Он вернулся к своему столу. Петра вышла из комнаты, спустилась по лестнице на нижний этаж. Менее чем через минуту послышались медленные шаркающие шаги, и появился Барни. На нем была твидовая спортивная куртка, а через руку перекинут длинный плащ.
Мятый серый дождевик, который он всегда держал в шкафчике. Как-то раз она видела его повешенным на спинку стула Флейшера, но ни разу не видела, чтобы он его надевал. Сегодня-то уж его надевать ни к чему. Солнце обжигало с самого утра, столбик термометра подбирался к тридцати градусам.
Старик, похоже, готовился к зиме.
Он остановился в трех ступеньках от нижней площадки, посмотрел наверх. Потом развернул плащ и подал ей полдюжины синих папок.
Добблер, Солис, Лэнгдон, Хохенбреннер… все шесть.
— Подумал, что они вам могут понадобиться.
Петра взяла папки и поцеловала Барни в пергаментные губы. От него пахло луковым рулетом.
— Вы — святой.
— Да, иногда меня так называют, — сказал он и, посвистывая, пошел вверх по ступеням.
Дома она убрала мольберт и краски и устроила рабочее место на кухонном столе.
Сложила дела в стопку, вынула блокнот, достала новую записную книжку и ручки.
Эрик оставил ей в кухне записку:
П.
Квартира у Паркера до???
Люблю, Э.
«Люблю…» Тут же защемило сердце.
Надо сосредоточиться на том, что она может держать под контролем. Петра начала с телефонной компании, попросила переводить телефонные звонки ей домой. Женщина-оператор начала разговор дружелюбно, но после паузы, длившейся несколько секунд, изменила свое отношение.
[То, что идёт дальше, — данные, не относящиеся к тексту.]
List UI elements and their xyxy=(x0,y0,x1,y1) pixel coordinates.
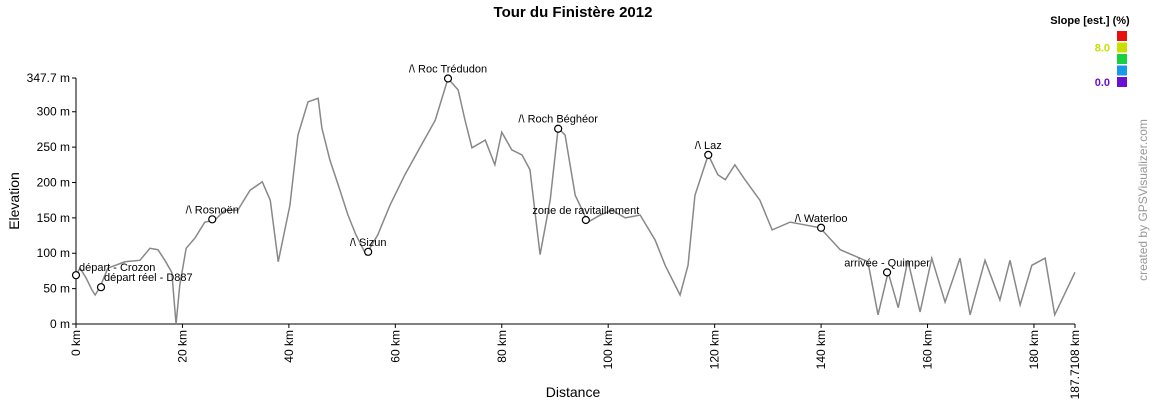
y-axis-title: Elevation xyxy=(6,172,22,230)
y-tick-label: 347.7 m xyxy=(27,71,70,85)
x-tick-label: 40 km xyxy=(282,330,296,363)
y-tick-label: 100 m xyxy=(37,246,70,260)
waypoint-label: /\ Rosnoën xyxy=(186,204,239,216)
y-tick-label: 250 m xyxy=(37,140,70,154)
x-axis-title: Distance xyxy=(546,384,601,400)
y-tick-label: 0 m xyxy=(50,317,70,331)
waypoint-label: /\ Waterloo xyxy=(795,213,848,225)
x-tick-label: 60 km xyxy=(388,330,402,363)
y-tick-label: 150 m xyxy=(37,211,70,225)
elevation-line xyxy=(75,77,1076,325)
x-tick-label: 0 km xyxy=(69,330,83,356)
x-tick-label: 140 km xyxy=(814,330,828,369)
waypoint-marker xyxy=(581,215,590,225)
waypoint-label: zone de ravitaillement xyxy=(532,205,639,217)
legend-swatch xyxy=(1117,31,1127,41)
waypoint-marker xyxy=(443,74,453,83)
credit: created by GPSVisualizer.com xyxy=(1136,119,1150,281)
y-tick-label: 300 m xyxy=(37,105,70,119)
waypoint-label: départ réel - D887 xyxy=(104,272,193,284)
waypoint-label: départ - Crozon xyxy=(79,262,155,274)
y-tick-label: 50 m xyxy=(43,282,70,296)
waypoint-marker xyxy=(816,223,826,232)
waypoint-label: arrivée - Quimper xyxy=(844,257,930,269)
x-tick-label: 100 km xyxy=(601,330,615,369)
legend-swatch xyxy=(1117,54,1127,64)
waypoint-marker xyxy=(208,215,217,224)
legend-title: Slope [est.] (%) xyxy=(1050,15,1130,27)
waypoint-marker xyxy=(96,283,106,292)
x-tick-label: 80 km xyxy=(495,330,509,363)
waypoint-marker xyxy=(71,271,81,280)
legend-swatch xyxy=(1117,77,1127,87)
x-tick-label: 160 km xyxy=(921,330,935,369)
waypoint-marker xyxy=(882,268,892,277)
y-tick-label: 200 m xyxy=(37,175,70,189)
waypoint-label: /\ Laz xyxy=(695,140,722,152)
waypoint-marker xyxy=(554,124,563,133)
waypoint-marker xyxy=(704,150,713,160)
waypoint-marker xyxy=(364,247,373,256)
waypoint-label: /\ Roch Béghéor xyxy=(518,114,598,126)
waypoint-label: /\ Roc Trédudon xyxy=(409,63,487,75)
x-tick-label: 20 km xyxy=(175,330,189,363)
legend-swatch xyxy=(1117,42,1127,53)
legend-label: 8.0 xyxy=(1095,43,1110,55)
x-tick-label: 180 km xyxy=(1027,330,1041,369)
legend-swatch xyxy=(1117,65,1127,76)
waypoint-label: /\ Sizun xyxy=(350,237,387,249)
chart-title: Tour du Finistère 2012 xyxy=(494,4,653,21)
legend-label: 0.0 xyxy=(1095,77,1110,89)
x-tick-label: 187.7108 km xyxy=(1068,330,1082,399)
x-tick-label: 120 km xyxy=(708,330,722,369)
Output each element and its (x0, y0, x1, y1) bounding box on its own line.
— Номер, с которого вы просите переводить разговоры, принадлежит полицейскому участку. Мы не можем оказать вам эту услугу.
— Я — детектив лос-анджелесской полиции, — сказала Петра и прочитал номер своего жетона.
— Сожалею, мадам.
— Могу я поговорить с кем-то другим?
— Пожалуйста, передаю трубку начальнику. Подошла женщина, судя по всему, постарше, в ее голосе
звучали стальные нотки, под стать была и манера говорить.
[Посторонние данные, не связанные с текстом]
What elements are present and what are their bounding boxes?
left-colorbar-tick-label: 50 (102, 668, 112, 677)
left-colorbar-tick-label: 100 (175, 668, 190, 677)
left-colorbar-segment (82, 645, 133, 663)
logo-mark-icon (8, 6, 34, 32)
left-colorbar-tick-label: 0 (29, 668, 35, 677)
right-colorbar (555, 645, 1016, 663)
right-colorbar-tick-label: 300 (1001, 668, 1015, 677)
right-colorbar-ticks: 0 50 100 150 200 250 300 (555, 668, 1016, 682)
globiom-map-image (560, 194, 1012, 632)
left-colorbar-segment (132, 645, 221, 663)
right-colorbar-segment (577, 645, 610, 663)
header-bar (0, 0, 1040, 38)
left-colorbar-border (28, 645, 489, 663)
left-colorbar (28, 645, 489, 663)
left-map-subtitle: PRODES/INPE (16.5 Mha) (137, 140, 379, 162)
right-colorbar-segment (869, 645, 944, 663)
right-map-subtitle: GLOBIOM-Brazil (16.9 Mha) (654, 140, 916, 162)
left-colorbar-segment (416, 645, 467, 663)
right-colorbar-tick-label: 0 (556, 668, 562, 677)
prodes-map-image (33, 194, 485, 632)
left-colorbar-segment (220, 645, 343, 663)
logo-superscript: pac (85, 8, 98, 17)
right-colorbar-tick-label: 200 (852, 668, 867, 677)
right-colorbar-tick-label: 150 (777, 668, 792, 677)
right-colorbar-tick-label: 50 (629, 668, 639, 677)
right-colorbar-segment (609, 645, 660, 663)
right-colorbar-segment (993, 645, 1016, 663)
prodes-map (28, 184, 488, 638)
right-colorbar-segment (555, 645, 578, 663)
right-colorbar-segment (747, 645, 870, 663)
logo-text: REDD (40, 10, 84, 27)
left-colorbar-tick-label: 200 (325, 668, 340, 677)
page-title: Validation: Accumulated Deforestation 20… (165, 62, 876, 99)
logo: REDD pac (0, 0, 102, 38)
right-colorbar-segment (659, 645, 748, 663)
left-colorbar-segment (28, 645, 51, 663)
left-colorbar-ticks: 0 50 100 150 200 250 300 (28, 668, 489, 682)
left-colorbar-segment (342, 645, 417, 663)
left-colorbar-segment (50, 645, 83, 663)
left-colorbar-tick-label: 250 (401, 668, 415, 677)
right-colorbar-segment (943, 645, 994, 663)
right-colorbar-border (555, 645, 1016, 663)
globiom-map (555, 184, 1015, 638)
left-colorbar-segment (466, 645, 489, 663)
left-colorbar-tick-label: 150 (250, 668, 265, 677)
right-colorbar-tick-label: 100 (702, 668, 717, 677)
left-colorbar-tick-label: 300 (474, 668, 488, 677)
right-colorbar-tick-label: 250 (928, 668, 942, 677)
Тот же ответ: переводить телефонные звонки они не станут.
Петра повесила трубку и подумала, что, наверное, она сама себе только навредила.
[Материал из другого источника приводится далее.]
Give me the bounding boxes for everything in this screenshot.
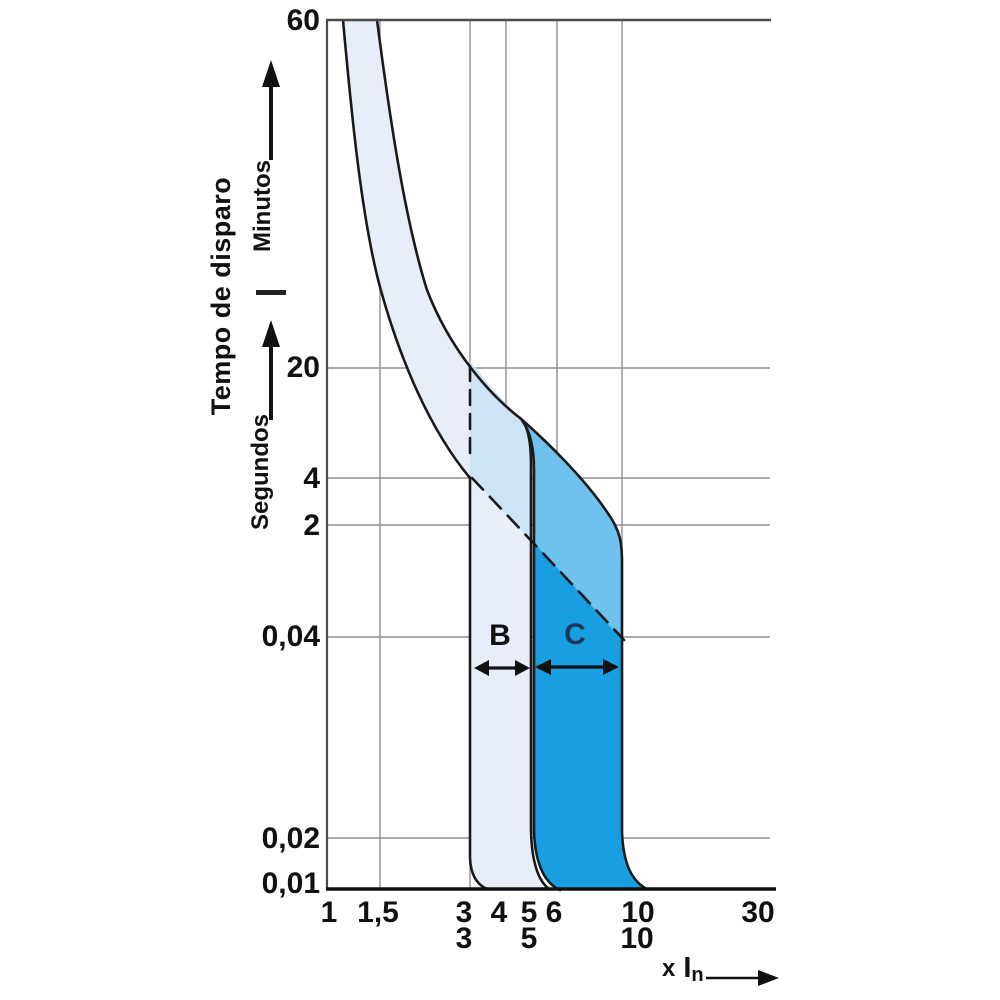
limit-curves xyxy=(341,18,649,892)
y-tick-4: 4 xyxy=(303,462,320,495)
x-tick-1: 1 xyxy=(320,896,338,929)
x-unit-times: x xyxy=(662,955,676,982)
y-tick-60: 60 xyxy=(286,4,320,37)
x-tick2-5: 5 xyxy=(520,922,538,955)
curve-c-label: C xyxy=(564,618,586,651)
y-unit-seconds-label: Segundos xyxy=(247,414,274,531)
x-tick-10: 10 xyxy=(621,896,655,929)
x-axis-unit-label: x I n xyxy=(662,952,704,986)
curve-b-upper-limit xyxy=(341,18,489,891)
curve-c-left-edge xyxy=(521,420,562,892)
x-unit-symbol: I xyxy=(683,952,692,984)
x-tick-5: 5 xyxy=(520,896,538,929)
curve-c-lower-limit-dashed xyxy=(470,476,626,642)
curve-c-upper-limit xyxy=(518,416,649,891)
x-tick2-3: 3 xyxy=(455,922,473,955)
band-c-thermal-fill xyxy=(522,420,622,640)
curve-b-lower-limit xyxy=(375,18,551,891)
curve-b-label: B xyxy=(489,619,511,652)
x-tick-3: 3 xyxy=(455,896,473,929)
band-b-fill xyxy=(343,20,549,889)
y-axis-title: Tempo de disparo xyxy=(206,176,236,416)
y-tick-0-04: 0,04 xyxy=(261,620,320,653)
y-tick-0-01: 0,01 xyxy=(261,867,320,900)
y-tick-20: 20 xyxy=(286,351,320,384)
c-range-arrow xyxy=(535,659,619,675)
seconds-axis-arrow xyxy=(262,320,280,420)
unit-separator-dash xyxy=(256,290,286,295)
x-tick-30: 30 xyxy=(741,896,775,929)
y-tick-0-02: 0,02 xyxy=(261,822,320,855)
plot-borders xyxy=(325,18,776,891)
band-bc-overlap-fill xyxy=(470,361,531,541)
x-tick-1-5: 1,5 xyxy=(357,896,399,929)
b-range-arrow xyxy=(474,660,530,676)
x-tick2-10: 10 xyxy=(620,922,654,955)
y-unit-minutes-label: Minutos xyxy=(249,160,276,252)
x-axis-unit-arrow xyxy=(706,970,779,986)
y-tick-2: 2 xyxy=(303,509,320,542)
x-tick-4: 4 xyxy=(490,896,508,929)
x-unit-subscript: n xyxy=(691,964,704,986)
minutes-axis-arrow xyxy=(262,60,280,160)
x-tick-6: 6 xyxy=(545,896,563,929)
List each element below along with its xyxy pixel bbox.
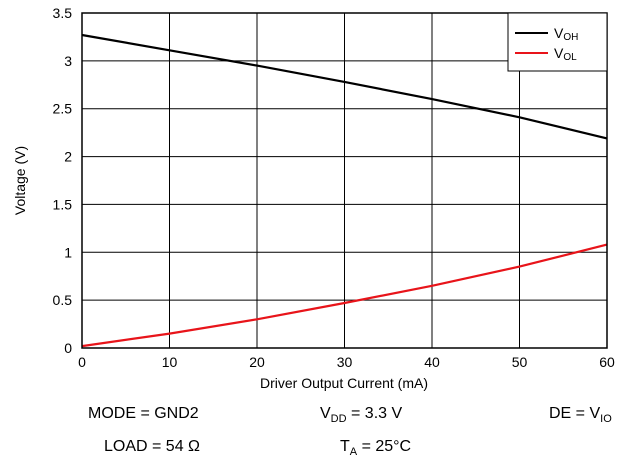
y-axis-ticks: 0 0.5 1 1.5 2 2.5 3 3.5 — [53, 5, 73, 356]
x-axis-ticks: 0 10 20 30 40 50 60 — [78, 354, 615, 370]
de-subscript: IO — [600, 413, 612, 425]
ta-value: = 25°C — [357, 438, 412, 455]
y-tick-label: 1 — [64, 244, 72, 260]
condition-load: LOAD = 54 Ω — [104, 438, 201, 455]
condition-de: DE = VIO — [549, 405, 612, 425]
y-tick-label: 0.5 — [53, 292, 73, 308]
y-tick-label: 2 — [64, 149, 72, 165]
x-tick-label: 0 — [78, 354, 86, 370]
vdd-prefix: V — [320, 405, 331, 422]
y-tick-label: 1.5 — [53, 196, 73, 212]
grid — [82, 13, 607, 348]
series-line-voh — [81, 33, 608, 140]
plot-frame — [81, 12, 608, 349]
y-tick-label: 0 — [64, 340, 72, 356]
series-layer — [81, 33, 608, 348]
x-axis-title: Driver Output Current (mA) — [260, 375, 428, 391]
series-line-vol — [81, 243, 608, 348]
legend: VOH VOL — [507, 12, 608, 72]
line-chart: 0 10 20 30 40 50 60 0 0.5 1 1.5 2 2.5 3 3.5 Driver Ou… — [12, 5, 615, 391]
vdd-subscript: DD — [330, 413, 347, 425]
condition-ta: TA = 25°C — [340, 438, 411, 458]
condition-mode: MODE = GND2 — [88, 405, 199, 422]
x-tick-label: 40 — [424, 354, 440, 370]
y-tick-label: 3 — [64, 53, 72, 69]
legend-label-voh: VOH — [554, 25, 578, 43]
x-tick-label: 60 — [599, 354, 615, 370]
y-tick-label: 3.5 — [53, 5, 73, 21]
condition-vdd: VDD = 3.3 V — [320, 405, 402, 425]
y-tick-label: 2.5 — [53, 101, 73, 117]
x-tick-label: 50 — [512, 354, 528, 370]
x-tick-label: 20 — [249, 354, 265, 370]
ta-subscript: A — [349, 446, 358, 458]
ta-prefix: T — [340, 438, 350, 455]
x-tick-label: 30 — [337, 354, 353, 370]
y-axis-title: Voltage (V) — [12, 146, 28, 215]
legend-box — [507, 12, 608, 72]
de-prefix: DE = V — [549, 405, 601, 422]
legend-label-vol: VOL — [554, 45, 577, 63]
x-tick-label: 10 — [162, 354, 178, 370]
vdd-value: = 3.3 V — [346, 405, 403, 422]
Может, такова воля судьбы? Даже если так, она будет работать над делом 28 июня. Иначе она сойдет с ума.
Петра взяла банку колы. Прихлебывая, стала пролистывать свои записи. Звонки, которые она сделала в пятницу.
Подруги Марты Добблер. Доктор Сара Касагранде в Сакраменто, Эмили Пастерн — в Долине.
Та Эмили, у которой лаяла собака.
На этот раз женщина ответила. Шума в квартире не было. Голос был по-прежнему веселый, пока Петра не сказала ей, в чем дело.
— Марта? С тех пор столько лет прошло…
— Шесть лет, мадам. Мы решили взглянуть на дело свежими глазами.
— Это как шоу на телевидении — «Остывшее дело»?
— Что-то вроде этого, мадам.
— Что ж, — сказала Пастерн, — когда это произошло, со мной никто не разговаривал. Как вы узнали мое имя?
— Оно было записано в файле, в числе людей, бывших в тот вечер с миссис Добблер.